Due to our debt crisis, the U.S. has almost no buffer left and limited resources for a contingency. We don’t like to think of our country as being like families who are only one emergency away from losing everything, but we are closer than the media and the administration are willing to tell us. We would do well to take a serious look at Greece and ask ourselves if we are walking on the same path. Two years ago, in 2010, Greece’s interest rate on their bonds was roughly 10%. Last year, their “emergency” resulted in their not having the funds to keep their social programs going, and the country’s interest payments on their bonds had to be bailed out to prevent their losing everything. The World Bank is still trying to find a feasible method for Greece to work its way back to self-sufficiency, and it will be a long time before they’ll be able to stand on their feet again.
Here in the U.S. – now – we are facing rapid increases in the cost of fuel and other factors outside our control – or so we are told. We have little buffer left and our country has lost its AAA credit rating. When we come to the consensus that we must honor our obligations – not only to today’s world but to our grandchildren’s opportunities – and cannot raise the debt ceiling any further, could the U.S. be facing a downward spiral like Greece’s?
We can expect a breakdown here when the government checks stop being issued – and one day, soon, they will stop. There may be civil unrest in our streets – and if so, will the federal government use the same approach as they did for the “Occupy” movements: that the problem can be dealt with it at local level, because the President supports their right to protest, and the local governments just need to pay the police overtime?
Local emergency preparedness only goes so far.
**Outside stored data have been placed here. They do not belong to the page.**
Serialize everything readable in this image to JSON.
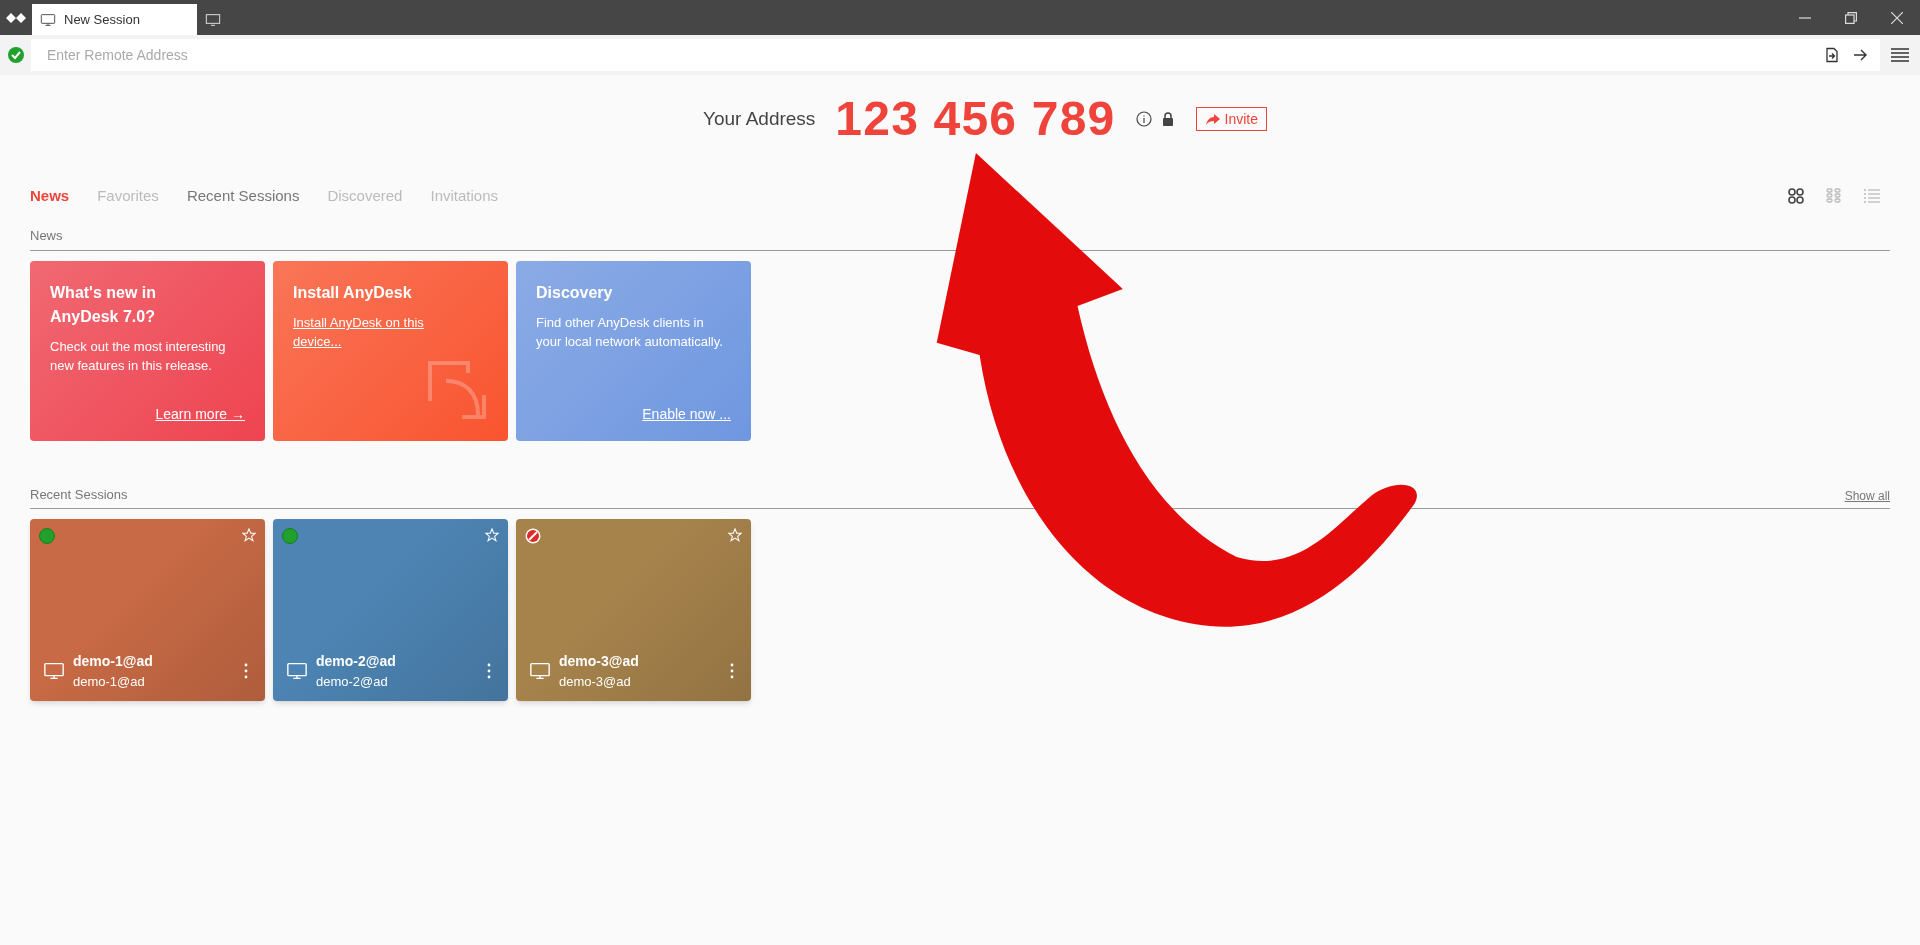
{
  "window": {
    "tabs": [
      {
        "label": "New Session",
        "selected": true
      }
    ]
  },
  "address_bar": {
    "placeholder": "Enter Remote Address",
    "connected": true
  },
  "your_address": {
    "label": "Your Address",
    "value": "123 456 789",
    "invite": "Invite"
  },
  "tabs": [
    {
      "label": "News",
      "selected": true,
      "disabled": false
    },
    {
      "label": "Favorites",
      "selected": false,
      "disabled": true
    },
    {
      "label": "Recent Sessions",
      "selected": false,
      "disabled": false
    },
    {
      "label": "Discovered",
      "selected": false,
      "disabled": true
    },
    {
      "label": "Invitations",
      "selected": false,
      "disabled": true
    }
  ],
  "view_modes": [
    {
      "kind": "tiles",
      "selected": true
    },
    {
      "kind": "small_tiles",
      "selected": false
    },
    {
      "kind": "list",
      "selected": false
    }
  ],
  "news": {
    "heading": "News",
    "cards": [
      {
        "title": "What's new in AnyDesk 7.0?",
        "text": "Check out the most interesting new features in this release.",
        "link": "Learn more →",
        "color": "#ee4450",
        "kind": "bottom_link"
      },
      {
        "title": "Install AnyDesk",
        "link": "Install AnyDesk on this device...",
        "color": "#f9542f",
        "kind": "inline_link"
      },
      {
        "title": "Discovery",
        "text": "Find other AnyDesk clients in your local network automatically.",
        "link": "Enable now ...",
        "color": "#6f97e0",
        "kind": "bottom_link"
      }
    ]
  },
  "recent_sessions": {
    "heading": "Recent Sessions",
    "show_all": "Show all",
    "sessions": [
      {
        "name": "demo-1@ad",
        "address": "demo-1@ad",
        "kind": "online",
        "color": "#c86a45"
      },
      {
        "name": "demo-2@ad",
        "address": "demo-2@ad",
        "kind": "online",
        "color": "#4d84b3"
      },
      {
        "name": "demo-3@ad",
        "address": "demo-3@ad",
        "kind": "blocked",
        "color": "#a7834c"
      }
    ]
  }
}
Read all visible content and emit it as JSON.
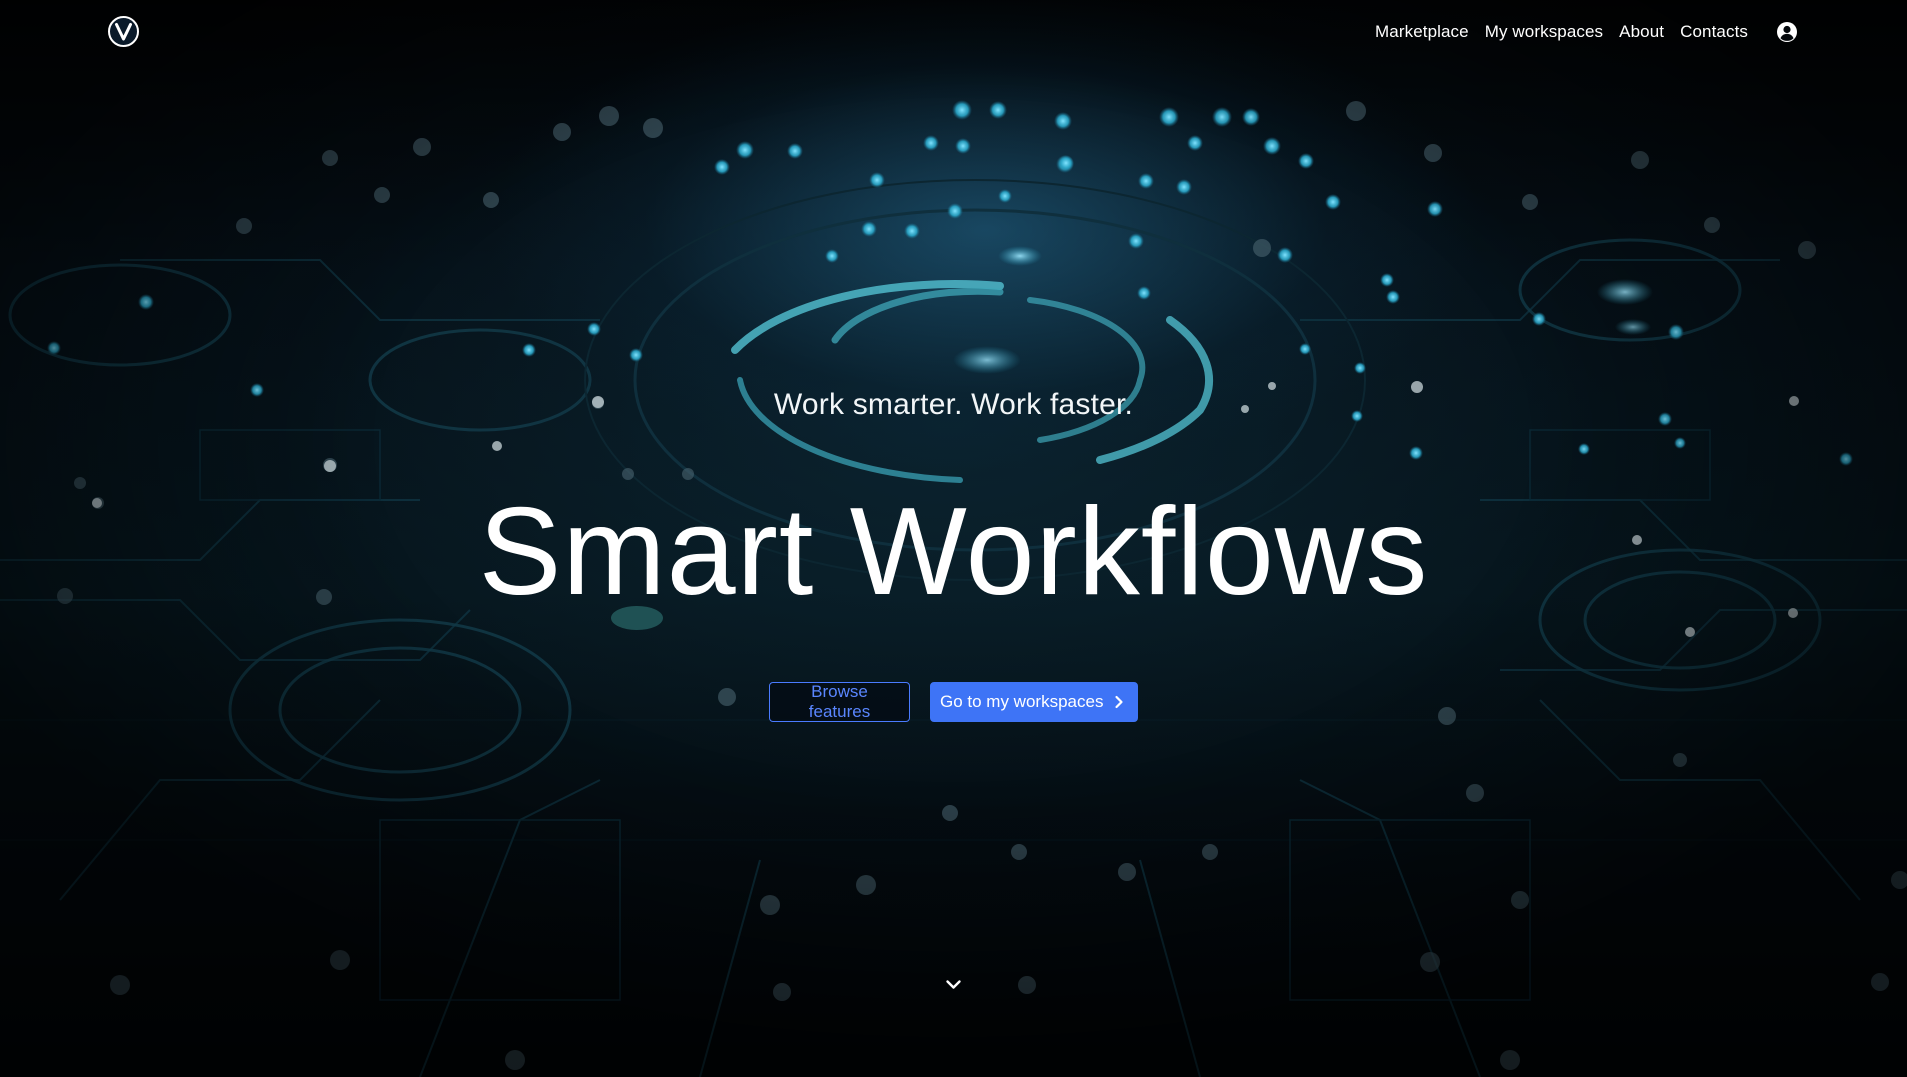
{
  "nav": {
    "logo_icon": "circle-v-logo-icon",
    "items": [
      {
        "label": "Marketplace"
      },
      {
        "label": "My workspaces"
      },
      {
        "label": "About"
      },
      {
        "label": "Contacts"
      }
    ],
    "user_icon": "user-circle-icon"
  },
  "hero": {
    "tagline": "Work smarter. Work faster.",
    "title": "Smart Workflows",
    "browse_label": "Browse features",
    "workspaces_label": "Go to my workspaces",
    "workspaces_icon": "chevron-right-icon",
    "scroll_icon": "chevron-down-icon"
  },
  "colors": {
    "accent": "#3e74f6",
    "outline": "#4a7bff",
    "background": "#020406",
    "glow": "#2aa6c8"
  }
}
This is not doomsday, it’s very recoverable – but we may be faced with outages. During the depth of its energy crisis ten years ago, California had rolling power black-outs. Will we be seeing welfare outages, unemployment outages, and police and fire protection outages?
What we truly need NOW is leadership. The Community Organizer in Chief who is in the spotlight for personally calling to console the individuals impacted by local crises seems to prefer to redirect the U.S. citizens away from these national matters. Based on our past experience, one would expect the current administration to throw up their hands and exclaim “It’s out of our control,” that the CBO’s projections didn’t show this. In an emergency, people are looking for a reasonable leader, not emotional reassurance. We need to know that our leaders are working on a solution, not falling back on excuses and fear. We need reasonable leadership that provides a sound basis and a plan for dealing with the emergency, and identifying the contingencies.
Is our current leadership too busy defending the problem to understand and correct this dire situation – because the corrections would go against the policies it has put in place? We need a leader who has the energy to produce results outside of these downward-focused policies, who has a good business plan and can prepare for contingencies that keep us from losing everything. Most community organizers work off government grants and contributed funds, but as a country, the U.S. does not work that way. Regardless of how much money is printed, the current policies have not worked and will not work to get us past this emergency. As with individuals in a debt emergency, we need to take away the government’s proverbial plastic and tell it to stop spending money it doesn’t have.
Benjamin Franklin said: Make poverty easy, you will make more it. But that is not a contingency that America wants to look forward to.